We launch the following yamls, which will trigger the building of the image and its pushing against image registry

oc create -f dpdk/dpdk-network.yml
oc create -f dpdk/scc.yml

We will create a secret so that we can pull the dpdk base image from redhat.io

SECRET='registrysecret'
REGISTRY='registry.redhat.io'
USERNAME='XXX'
PASSWORD='YYY'
MAIL="ZZZ"
oc create secret docker-registry $SECRET --docker-server=$REGISTRY --docker-username=$USERNAME --docker-password=$PASSWORD --docker-email=$MAIL
oc secrets link default $SECRET --for=pull
oc secrets link builder $SECRET --for=pull

Then we launch the building of the image from source code and its pushing against image registry:

oc create -f dpdk/build-config.yml

NOTE: the build config points to https://github.com/openshift-kni/cnf-features-deploy/tree/master/tools/s2i-dpdk/test/test-app as a sample app. In a real world, you would point to the source code where your application lives.

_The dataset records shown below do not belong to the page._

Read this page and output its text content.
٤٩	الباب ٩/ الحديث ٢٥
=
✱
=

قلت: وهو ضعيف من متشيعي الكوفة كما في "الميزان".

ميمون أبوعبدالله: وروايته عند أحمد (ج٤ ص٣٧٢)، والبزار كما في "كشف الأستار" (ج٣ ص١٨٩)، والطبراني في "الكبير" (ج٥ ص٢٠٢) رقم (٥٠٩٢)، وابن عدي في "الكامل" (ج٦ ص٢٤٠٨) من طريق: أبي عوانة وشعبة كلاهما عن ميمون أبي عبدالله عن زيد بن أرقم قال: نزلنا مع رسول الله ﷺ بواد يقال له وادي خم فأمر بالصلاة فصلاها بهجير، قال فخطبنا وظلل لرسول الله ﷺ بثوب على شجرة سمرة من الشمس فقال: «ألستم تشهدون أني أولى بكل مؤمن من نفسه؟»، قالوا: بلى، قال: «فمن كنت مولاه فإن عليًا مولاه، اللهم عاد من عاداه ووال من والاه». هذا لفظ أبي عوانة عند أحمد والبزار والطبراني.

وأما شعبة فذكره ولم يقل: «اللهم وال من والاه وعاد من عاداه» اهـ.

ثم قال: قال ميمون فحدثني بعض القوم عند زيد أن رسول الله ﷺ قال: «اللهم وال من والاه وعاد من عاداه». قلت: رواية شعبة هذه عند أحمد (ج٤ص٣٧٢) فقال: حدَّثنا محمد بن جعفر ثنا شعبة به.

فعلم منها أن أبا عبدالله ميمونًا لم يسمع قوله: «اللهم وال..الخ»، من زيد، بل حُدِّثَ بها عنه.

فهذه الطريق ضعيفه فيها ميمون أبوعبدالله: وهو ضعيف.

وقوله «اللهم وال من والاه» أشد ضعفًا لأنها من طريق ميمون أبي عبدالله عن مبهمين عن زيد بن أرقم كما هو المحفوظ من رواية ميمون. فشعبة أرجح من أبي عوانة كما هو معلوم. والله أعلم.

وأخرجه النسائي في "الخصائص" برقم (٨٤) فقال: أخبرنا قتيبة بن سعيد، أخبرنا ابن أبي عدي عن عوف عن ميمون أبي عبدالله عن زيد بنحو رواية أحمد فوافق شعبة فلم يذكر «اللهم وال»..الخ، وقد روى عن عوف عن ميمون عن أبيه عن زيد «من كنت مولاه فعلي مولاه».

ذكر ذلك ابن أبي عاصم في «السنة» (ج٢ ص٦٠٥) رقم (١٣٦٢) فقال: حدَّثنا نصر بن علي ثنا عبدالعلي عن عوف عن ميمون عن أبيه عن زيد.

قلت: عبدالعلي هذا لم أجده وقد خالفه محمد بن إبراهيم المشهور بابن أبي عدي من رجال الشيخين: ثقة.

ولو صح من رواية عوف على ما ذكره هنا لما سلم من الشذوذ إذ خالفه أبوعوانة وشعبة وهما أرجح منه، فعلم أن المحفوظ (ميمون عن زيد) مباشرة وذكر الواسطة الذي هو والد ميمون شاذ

NOTE: the build config makes use of the dpdk-base-rhel8 image fetching it from registry.redhat.io. In a disconnected environment, you would edit the yaml so that it points to your disconnected registry.

Once we create thosse assets, we can check the building of the image in the dpdk namespace with oc get pod -n dpdk, which will eventuall show as a completed pod.

NAME               READY   STATUS    RESTARTS   AGE
s2i-dpdk-1-build   1/1     Running   0          80s

How to use

We can then create a nodepolicy to configure a given nic, the corresponding sriovnetwork and a deployment config to actually launch the resulting application.

oc create -f dpdk/sriov-networknodepolicy-dpdk.yml
oc create -f dpdk/deployment-config.yml

The app will show as pod named s2i-dpdk-app-* in the dpdk namespace. One can then oc rsh in the pod and run testpmd commands.